CHICAGO (Reuters) - The first commercial-scale cellulosic ethanol plants should come on line by late 2009 or early 2010, and the industry remains poised to meet a U.S. government goal to increase biofuels use five-fold by 2022, the head of a leading energy crop company said on Monday.
“We should see the first commercial-scale plants coming on line in late-2009, early-2010,” said Richard Hamilton, President and CEO of California-based Ceres, speaking at the Reuters Global Agriculture and Biofuels Summit.
Widely touted as the future of biofuels production, cellulosic ethanol is made from non-food sources such as wood chips or plant stalks and leaves.
Ceres develops high biomass yielding crops such as switchgrass and miscanthus for future use as dedicated energy crops.
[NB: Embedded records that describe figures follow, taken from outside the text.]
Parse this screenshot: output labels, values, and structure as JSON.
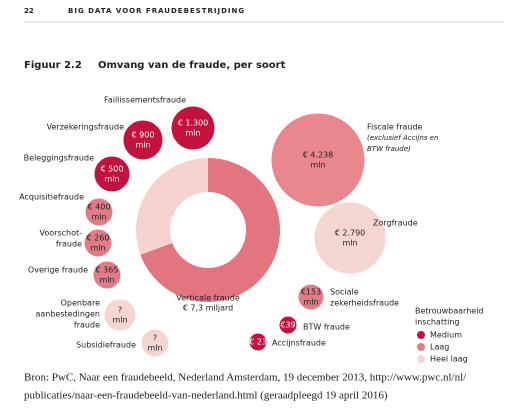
{
  "header": {
    "page_number": "22",
    "running_title": "BIG DATA VOOR FRAUDEBESTRIJDING"
  },
  "figure": {
    "label": "Figuur 2.2",
    "title": "Omvang van de fraude, per soort",
    "center": {
      "label": "Verticale fraude",
      "amount": "€ 7,3 miljard"
    },
    "bubbles": [
      {
        "label": [
          "Faillissementsfraude"
        ],
        "amount": "€ 1.300",
        "unit": "mln",
        "color": "#c4123e"
      },
      {
        "label": [
          "Verzekeringsfraude"
        ],
        "amount": "€ 900",
        "unit": "mln",
        "color": "#c4123e"
      },
      {
        "label": [
          "Beleggingsfraude"
        ],
        "amount": "€ 500",
        "unit": "mln",
        "color": "#c4123e"
      },
      {
        "label": [
          "Acquisitiefraude"
        ],
        "amount": "€ 400",
        "unit": "mln",
        "color": "#e07c86"
      },
      {
        "label": [
          "Voorschot-",
          "fraude"
        ],
        "amount": "€ 260",
        "unit": "mln",
        "color": "#e07c86"
      },
      {
        "label": [
          "Overige fraude"
        ],
        "amount": "€ 365",
        "unit": "mln",
        "color": "#e07c86"
      },
      {
        "label": [
          "Openbare",
          "aanbestedingen",
          "fraude"
        ],
        "amount": "?",
        "unit": "mln",
        "color": "#f6d6d3"
      },
      {
        "label": [
          "Subsidiefraude"
        ],
        "amount": "?",
        "unit": "mln",
        "color": "#f6d6d3"
      },
      {
        "label": [
          "Fiscale fraude",
          "(exclusief Accijns en",
          "BTW fraude)"
        ],
        "amount": "€ 4.238",
        "unit": "mln",
        "color": "#e8878e"
      },
      {
        "label": [
          "Zorgfraude"
        ],
        "amount": "€ 2.790",
        "unit": "mln",
        "color": "#f6d6d3"
      },
      {
        "label": [
          "Sociale",
          "zekerheidsfraude"
        ],
        "amount": "€153",
        "unit": "mln",
        "color": "#e07c86"
      },
      {
        "label": [
          "BTW fraude"
        ],
        "amount": "€39",
        "color": "#c4123e"
      },
      {
        "label": [
          "Accijnsfraude"
        ],
        "amount": "€ 23",
        "color": "#c4123e"
      }
    ],
    "legend": {
      "title": [
        "Betrouwbaarheid",
        "inschatting"
      ],
      "items": [
        {
          "label": "Medium",
          "color": "#c4123e"
        },
        {
          "label": "Laag",
          "color": "#e07c86"
        },
        {
          "label": "Heel laag",
          "color": "#f6d6d3"
        }
      ]
    }
  },
  "source": [
    "Bron: PwC, Naar een fraudebeeld, Nederland Amsterdam, 19 december 2013, http://www.pwc.nl/nl/",
    "publicaties/naar-een-fraudebeeld-van-nederland.html (geraadpleegd 19 april 2016)"
  ]
}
The majority of ethanol produced in the United States is currently made from corn grain. It currently costs at least twice as much to make ethanol from cellulosic feedstocks than from corn.
Those high costs have thus far limited expansion of cellulosic technology beyond the demonstration phase, but an injection of government funding has sped the process in recent months.
The U.S. Department of Energy rolled out about $1.1 billion in funds to research bioenergy and build six commercial-scale biorefineries to help achieve the goal of increasing renewable fuels use to 36 billion gallons over the next 15 years.
Some or all of those six plants should be up and running in about two years, Hamilton said.
Those and other first generation plants will be small and costly to operate, but later generations will be much larger and much more efficient, he said.
“I sometimes refer to a cellulosic biorefinery as the ultimate flat-screen TV. The first few that roll off the assembly line are pretty expensive, but the costs come down once they shake out those operating costs,” Hamilton said.